Effectiveness of a nationwide community pharmacist-led program promoting home blood pressure monitoring on hypertension control and self-management.
Yung-Te Chen, Wan-Yu Yeh, Yi-Chun Hu, Shu-Mei Yang, Ren-Hao Pan, Tzu Han Chen, Yu-Fen Liu, Chien-Yuan Wu, Yann-Yuh Jou, Shi-Lun Wei, Chao-Chun Wu, Hao-Min Cheng
Abstract
Open AccessHome blood pressure (BP) monitoring (HBPM) is fundamental to effective hypertension management. Incorporating community pharmacists into care delivery, especially via hybrid case management methods utilizing digital telemonitoring, presents a promising strategy for enhancing BP control and patient self-management. Nonetheless, the efficacy of these interventions at a national level remains inadequately investigated.
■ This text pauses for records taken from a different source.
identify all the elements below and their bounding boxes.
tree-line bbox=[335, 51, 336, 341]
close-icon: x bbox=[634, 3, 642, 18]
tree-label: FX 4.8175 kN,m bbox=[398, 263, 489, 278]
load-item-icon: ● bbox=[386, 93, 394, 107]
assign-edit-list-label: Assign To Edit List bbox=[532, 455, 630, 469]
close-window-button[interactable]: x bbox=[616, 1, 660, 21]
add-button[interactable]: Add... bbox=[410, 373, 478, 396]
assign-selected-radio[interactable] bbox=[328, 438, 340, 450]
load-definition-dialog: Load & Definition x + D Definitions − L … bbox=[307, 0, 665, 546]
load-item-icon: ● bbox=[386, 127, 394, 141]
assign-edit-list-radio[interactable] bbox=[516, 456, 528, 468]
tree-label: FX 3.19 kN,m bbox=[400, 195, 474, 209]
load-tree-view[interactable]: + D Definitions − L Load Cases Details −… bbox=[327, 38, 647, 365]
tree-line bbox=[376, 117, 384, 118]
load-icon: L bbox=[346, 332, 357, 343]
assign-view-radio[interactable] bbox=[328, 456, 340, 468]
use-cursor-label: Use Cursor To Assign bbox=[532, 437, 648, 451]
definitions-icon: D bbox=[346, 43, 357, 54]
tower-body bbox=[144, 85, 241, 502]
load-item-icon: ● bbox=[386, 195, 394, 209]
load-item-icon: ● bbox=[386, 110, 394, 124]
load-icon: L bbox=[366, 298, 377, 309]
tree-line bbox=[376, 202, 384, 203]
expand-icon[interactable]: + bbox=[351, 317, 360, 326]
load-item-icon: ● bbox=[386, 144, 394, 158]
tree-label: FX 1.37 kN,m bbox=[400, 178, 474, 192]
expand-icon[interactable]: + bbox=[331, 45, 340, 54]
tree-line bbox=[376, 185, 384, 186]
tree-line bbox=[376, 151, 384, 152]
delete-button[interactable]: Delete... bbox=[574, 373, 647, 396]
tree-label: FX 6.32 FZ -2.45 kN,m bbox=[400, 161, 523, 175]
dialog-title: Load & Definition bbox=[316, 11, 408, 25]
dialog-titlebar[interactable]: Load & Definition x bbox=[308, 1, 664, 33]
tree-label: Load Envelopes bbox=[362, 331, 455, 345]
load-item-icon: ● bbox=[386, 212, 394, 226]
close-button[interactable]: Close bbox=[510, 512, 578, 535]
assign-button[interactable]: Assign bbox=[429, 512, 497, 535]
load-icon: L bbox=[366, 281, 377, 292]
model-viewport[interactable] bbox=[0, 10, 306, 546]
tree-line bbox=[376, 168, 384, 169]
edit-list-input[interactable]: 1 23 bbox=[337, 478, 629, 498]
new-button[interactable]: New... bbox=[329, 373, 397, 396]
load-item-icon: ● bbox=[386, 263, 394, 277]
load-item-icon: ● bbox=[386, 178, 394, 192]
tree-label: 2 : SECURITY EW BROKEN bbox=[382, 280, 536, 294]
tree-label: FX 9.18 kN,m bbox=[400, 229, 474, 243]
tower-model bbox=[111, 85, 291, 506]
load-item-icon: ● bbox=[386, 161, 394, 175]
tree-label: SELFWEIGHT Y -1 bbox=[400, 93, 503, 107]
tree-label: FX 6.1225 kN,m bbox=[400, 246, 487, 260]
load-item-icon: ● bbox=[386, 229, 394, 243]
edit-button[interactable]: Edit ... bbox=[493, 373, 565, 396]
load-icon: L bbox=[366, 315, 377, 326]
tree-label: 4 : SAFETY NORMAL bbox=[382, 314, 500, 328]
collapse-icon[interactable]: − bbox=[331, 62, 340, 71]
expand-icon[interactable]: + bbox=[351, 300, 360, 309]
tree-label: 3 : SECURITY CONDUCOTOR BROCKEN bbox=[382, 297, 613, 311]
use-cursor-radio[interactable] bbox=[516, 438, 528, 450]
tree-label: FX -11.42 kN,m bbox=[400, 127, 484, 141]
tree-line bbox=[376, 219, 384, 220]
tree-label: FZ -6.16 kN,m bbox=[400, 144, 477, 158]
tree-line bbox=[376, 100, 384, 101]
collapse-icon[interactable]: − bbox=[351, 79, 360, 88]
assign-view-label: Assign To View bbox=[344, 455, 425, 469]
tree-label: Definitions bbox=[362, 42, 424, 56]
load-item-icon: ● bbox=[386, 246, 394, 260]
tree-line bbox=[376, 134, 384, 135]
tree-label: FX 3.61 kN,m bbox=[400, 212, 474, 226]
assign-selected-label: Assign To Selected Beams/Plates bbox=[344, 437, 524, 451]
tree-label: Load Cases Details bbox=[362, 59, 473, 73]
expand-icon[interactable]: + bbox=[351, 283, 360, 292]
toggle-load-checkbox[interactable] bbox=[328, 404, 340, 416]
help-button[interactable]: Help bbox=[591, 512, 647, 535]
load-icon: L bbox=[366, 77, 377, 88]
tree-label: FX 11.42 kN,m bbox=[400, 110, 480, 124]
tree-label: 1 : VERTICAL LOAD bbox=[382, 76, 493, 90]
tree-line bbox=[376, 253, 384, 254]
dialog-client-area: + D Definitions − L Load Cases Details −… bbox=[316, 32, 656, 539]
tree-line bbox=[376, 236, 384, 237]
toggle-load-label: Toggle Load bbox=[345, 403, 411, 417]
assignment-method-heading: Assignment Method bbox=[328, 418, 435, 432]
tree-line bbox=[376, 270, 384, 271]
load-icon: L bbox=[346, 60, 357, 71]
We performed a nationwide observational study in Taiwan from September to December 2023. A total of 1216 adults with or at increased risk of hypertension were recruited via community pharmacies. Participants were assigned to either digital case management with telemonitoring or traditional pharmacist-led support for 3 months. Outcomes encompassed alterations in BP, alongside hypertension-related knowledge, attitudes, and self-management behaviors. In hypertensive participants, systolic and diastolic BP decreased from 133.2 ± 12.3 mmHg to 129.8 ± 19.3 mmHg (P = 0.002) 83.1 ± 19.2 mmHg to 79.7 ± 9.0 mmHg (P < 0.001) over a period of 3 months, respectively. The questionnaire achieved a response rate of 94%, with notable enhancements observed in knowledge (+1.2 points), attitude (+4.2 points), and behavior (+3.5 points) scores (all P < 0.001). Older adults, individuals with diminished educational qualifications, and residents of less urbanized regions exhibited more significant improvements. No notable differences were detected between digital and non-digital case management in BP or behavioral outcomes. A nationwide hybrid intervention promoting HBPM via community pharmacist-led case management resulted in substantial enhancements in BP control and self-management outcomes. Moreover, the method was especially advantageous for socially disadvantaged groups. These findings endorse incorporating pharmacist-led hybrid care models into national hypertension management strategies.